Last Lincoln tenants on notice to leave

Published: January 5, 2013 

Nonprofit rushes to find housing for the displaced

— On the new year’s first business day, Housing for New Hope was still moving people out of Lincoln Apartments while the Durham Housing Authority was serving notices of eviction.

“We’re still in the throes of it,” said Melissa Hartzell, Housing for New Hope’s development director.

Hartzell said her nonprofit moved one household on Wednesday and four others were to move Friday. Housing Authority Director Dallas Parks said DHA was working with Housing for New Hope, but the agency has a contractor ready to start boarding up the run-down complex on Lakeland Street.

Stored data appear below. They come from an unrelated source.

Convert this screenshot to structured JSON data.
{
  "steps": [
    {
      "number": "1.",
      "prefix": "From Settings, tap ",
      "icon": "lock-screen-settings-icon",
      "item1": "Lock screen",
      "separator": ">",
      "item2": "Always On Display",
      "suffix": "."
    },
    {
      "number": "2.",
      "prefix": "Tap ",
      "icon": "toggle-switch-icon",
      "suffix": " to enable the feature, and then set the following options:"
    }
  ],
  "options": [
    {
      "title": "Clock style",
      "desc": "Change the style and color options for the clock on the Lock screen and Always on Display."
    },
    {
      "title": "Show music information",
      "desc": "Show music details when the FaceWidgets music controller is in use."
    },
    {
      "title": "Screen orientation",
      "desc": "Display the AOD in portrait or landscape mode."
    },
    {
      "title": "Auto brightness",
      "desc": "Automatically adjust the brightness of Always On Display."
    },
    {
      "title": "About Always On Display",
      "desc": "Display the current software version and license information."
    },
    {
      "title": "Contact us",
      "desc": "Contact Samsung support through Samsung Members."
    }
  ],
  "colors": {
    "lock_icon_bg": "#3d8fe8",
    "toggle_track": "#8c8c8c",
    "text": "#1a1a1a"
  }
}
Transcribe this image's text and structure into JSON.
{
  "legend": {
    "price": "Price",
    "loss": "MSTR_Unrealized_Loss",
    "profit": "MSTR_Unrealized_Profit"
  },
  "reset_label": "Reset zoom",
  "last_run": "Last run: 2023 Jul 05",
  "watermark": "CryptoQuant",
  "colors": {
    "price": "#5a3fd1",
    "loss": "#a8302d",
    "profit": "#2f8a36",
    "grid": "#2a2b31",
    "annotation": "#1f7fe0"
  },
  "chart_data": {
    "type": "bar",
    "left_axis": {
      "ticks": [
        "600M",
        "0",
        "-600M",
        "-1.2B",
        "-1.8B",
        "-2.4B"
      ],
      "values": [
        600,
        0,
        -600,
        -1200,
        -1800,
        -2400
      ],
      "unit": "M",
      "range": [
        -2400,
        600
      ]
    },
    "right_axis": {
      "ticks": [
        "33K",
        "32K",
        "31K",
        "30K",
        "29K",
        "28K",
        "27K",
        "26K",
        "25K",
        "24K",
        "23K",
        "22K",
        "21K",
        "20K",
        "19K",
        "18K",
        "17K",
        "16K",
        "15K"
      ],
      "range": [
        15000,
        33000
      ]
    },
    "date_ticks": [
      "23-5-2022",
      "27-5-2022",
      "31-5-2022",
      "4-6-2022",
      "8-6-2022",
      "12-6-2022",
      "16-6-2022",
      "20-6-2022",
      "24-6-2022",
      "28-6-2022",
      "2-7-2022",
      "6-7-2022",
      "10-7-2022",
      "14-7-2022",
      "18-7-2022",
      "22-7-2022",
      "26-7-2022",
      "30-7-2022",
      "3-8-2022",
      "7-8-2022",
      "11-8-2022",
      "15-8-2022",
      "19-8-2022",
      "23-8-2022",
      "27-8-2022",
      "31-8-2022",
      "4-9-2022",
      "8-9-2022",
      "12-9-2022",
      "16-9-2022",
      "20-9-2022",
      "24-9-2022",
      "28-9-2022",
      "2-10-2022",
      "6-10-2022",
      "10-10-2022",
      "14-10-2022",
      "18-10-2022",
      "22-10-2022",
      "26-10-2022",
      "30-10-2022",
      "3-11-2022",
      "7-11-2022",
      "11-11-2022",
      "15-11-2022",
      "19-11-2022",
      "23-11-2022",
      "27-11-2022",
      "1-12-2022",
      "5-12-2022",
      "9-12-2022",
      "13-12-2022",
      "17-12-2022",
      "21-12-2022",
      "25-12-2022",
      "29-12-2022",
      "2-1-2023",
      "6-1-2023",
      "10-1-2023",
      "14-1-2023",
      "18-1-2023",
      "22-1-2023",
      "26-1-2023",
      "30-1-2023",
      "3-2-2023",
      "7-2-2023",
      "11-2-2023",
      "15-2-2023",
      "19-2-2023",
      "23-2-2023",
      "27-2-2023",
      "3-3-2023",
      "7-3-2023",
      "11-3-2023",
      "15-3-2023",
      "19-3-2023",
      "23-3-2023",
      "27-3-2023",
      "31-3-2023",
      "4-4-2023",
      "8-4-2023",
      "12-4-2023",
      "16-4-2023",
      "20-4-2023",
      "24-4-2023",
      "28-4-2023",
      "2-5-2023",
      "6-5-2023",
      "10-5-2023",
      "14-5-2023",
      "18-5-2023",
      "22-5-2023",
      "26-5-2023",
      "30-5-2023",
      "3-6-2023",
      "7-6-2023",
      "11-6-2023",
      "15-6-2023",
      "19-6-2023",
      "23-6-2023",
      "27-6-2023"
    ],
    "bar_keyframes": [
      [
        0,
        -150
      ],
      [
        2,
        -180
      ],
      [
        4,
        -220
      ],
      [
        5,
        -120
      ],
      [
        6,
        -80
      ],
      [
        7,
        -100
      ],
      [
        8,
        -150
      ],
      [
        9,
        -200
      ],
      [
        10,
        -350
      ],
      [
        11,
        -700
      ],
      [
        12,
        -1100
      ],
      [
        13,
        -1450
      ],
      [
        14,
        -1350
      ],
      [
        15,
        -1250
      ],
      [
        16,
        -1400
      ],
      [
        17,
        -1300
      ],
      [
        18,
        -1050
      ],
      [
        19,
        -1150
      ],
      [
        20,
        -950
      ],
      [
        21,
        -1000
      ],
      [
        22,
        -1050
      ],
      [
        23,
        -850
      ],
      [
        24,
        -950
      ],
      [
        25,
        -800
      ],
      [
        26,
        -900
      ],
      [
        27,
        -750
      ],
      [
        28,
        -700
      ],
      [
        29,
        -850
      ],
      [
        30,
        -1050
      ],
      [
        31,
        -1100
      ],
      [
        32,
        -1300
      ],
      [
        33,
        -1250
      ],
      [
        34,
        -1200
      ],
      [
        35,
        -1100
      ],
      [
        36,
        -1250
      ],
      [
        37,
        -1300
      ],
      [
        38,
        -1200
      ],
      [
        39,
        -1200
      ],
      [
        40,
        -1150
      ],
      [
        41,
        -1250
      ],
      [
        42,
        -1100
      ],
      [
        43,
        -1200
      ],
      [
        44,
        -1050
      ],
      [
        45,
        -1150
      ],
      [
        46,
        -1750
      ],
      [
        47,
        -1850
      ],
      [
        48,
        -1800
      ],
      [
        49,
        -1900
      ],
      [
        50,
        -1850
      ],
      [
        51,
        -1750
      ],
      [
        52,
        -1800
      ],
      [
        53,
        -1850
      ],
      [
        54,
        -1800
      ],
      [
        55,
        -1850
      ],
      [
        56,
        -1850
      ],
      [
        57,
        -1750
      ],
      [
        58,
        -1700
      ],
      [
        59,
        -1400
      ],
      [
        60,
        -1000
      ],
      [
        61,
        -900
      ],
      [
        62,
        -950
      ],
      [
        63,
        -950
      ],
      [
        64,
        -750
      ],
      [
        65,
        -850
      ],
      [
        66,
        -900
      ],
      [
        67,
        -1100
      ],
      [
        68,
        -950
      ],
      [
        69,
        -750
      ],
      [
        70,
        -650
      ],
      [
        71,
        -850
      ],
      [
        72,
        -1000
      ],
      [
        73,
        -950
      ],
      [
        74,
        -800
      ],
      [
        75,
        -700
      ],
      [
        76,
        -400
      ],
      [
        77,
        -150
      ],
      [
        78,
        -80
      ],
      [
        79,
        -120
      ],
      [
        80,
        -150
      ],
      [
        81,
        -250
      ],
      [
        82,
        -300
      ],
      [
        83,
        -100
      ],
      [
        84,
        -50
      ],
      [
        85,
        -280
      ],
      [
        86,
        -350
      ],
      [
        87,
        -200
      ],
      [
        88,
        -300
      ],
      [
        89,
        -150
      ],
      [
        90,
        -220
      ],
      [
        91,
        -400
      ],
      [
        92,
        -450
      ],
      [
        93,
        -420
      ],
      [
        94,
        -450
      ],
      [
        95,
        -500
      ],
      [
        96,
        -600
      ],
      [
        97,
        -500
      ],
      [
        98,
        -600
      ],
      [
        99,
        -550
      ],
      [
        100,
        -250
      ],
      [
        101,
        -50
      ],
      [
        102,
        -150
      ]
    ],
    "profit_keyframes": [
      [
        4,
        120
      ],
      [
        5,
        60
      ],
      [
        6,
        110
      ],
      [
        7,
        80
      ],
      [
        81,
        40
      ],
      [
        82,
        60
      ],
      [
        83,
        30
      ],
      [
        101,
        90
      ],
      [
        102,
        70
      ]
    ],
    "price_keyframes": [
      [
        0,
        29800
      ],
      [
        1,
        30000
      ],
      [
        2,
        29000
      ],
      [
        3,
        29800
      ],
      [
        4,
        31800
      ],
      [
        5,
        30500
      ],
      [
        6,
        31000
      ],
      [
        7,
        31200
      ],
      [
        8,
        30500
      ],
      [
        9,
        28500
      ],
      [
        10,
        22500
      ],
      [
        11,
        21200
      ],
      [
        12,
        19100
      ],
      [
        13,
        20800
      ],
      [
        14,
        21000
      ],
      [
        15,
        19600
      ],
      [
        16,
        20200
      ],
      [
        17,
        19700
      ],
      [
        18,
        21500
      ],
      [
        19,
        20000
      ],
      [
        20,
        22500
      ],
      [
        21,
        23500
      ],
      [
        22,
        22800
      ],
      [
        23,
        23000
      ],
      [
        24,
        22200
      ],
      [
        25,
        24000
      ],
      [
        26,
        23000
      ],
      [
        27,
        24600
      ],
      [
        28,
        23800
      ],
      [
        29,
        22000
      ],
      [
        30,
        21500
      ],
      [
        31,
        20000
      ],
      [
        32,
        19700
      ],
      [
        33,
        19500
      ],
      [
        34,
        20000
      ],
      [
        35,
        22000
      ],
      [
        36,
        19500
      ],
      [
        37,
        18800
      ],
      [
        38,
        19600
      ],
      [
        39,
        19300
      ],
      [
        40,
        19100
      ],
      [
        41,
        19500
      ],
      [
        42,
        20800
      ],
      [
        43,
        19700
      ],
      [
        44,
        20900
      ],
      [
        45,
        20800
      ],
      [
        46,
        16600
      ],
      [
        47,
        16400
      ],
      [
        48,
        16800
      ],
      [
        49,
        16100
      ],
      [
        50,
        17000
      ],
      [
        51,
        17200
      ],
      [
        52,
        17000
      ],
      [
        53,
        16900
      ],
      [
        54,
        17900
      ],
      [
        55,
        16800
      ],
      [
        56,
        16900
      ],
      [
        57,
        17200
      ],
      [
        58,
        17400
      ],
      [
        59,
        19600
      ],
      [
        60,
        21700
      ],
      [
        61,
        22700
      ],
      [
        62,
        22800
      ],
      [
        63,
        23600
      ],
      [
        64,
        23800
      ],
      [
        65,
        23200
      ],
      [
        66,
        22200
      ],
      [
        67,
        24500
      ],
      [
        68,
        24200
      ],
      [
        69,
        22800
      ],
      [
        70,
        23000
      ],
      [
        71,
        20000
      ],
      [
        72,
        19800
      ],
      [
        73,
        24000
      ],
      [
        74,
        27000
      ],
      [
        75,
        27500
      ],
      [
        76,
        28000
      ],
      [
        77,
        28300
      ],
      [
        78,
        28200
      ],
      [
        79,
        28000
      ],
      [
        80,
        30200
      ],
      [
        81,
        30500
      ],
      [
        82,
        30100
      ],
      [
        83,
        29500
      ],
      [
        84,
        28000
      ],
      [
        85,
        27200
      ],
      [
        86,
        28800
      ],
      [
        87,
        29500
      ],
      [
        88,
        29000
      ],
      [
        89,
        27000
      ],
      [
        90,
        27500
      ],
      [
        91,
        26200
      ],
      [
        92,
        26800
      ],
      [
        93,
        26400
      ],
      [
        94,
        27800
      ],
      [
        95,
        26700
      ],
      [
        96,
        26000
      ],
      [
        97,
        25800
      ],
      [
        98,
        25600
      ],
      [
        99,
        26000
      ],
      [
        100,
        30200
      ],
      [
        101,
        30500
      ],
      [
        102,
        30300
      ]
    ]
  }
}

“Unfortunately, 13 people with whom we are helping are still trying to find a place to live,” Hartzell said Thursday. “This is a terrible situation.”

The Housing Authority bought the 150-unit complex Dec. 12 from the Lincoln Hospital Foundation. The foundation had planned to close it at the end of October because of “unfavorable financial conditions,” but put closing off until January when more than 50 households couldn’t find new housing by the original deadline.

Tenant organizer Sendolo Diaminah said only a handful of Lincoln residents were “still looking” for new homes by Wednesday. DHA was being lenient with tenants receiving help from Housing for New Hope, he said, but others were being put out.

Parks said the day after DHA closed on the apartments, teams of agency staff and police “knocked on all 150 doors.” Some tenants they found were legal occupants of the apartments but for others there were no records of occupation. All were told to move out by Wednesday, he said.

That day, staff and police officers “knocked on those doors again,” Parks said. The remaining lawful tenants got notices to go. “The ones that were unlawful, we escorted them off the property.”

Eventually, he said, DHA expects to demolish the 1960s-vintage Lincoln Apartments along with its 1953 McDougald Terrace complex as part of a large-scale revitalization project. In October, DHA won a $300,000 federal grant to plan redevelopment in an area from the Durham Freeway south to Elmira Park and from South Roxboro Street east to Bacon Street.

The grant revived the Housing Authority’s interest in Lincoln Apartments. The Lincoln Hospital Foundation had previously approached DHA about buying the property, but Parks said DHA turned them down because of the buildings’ deteriorated condition.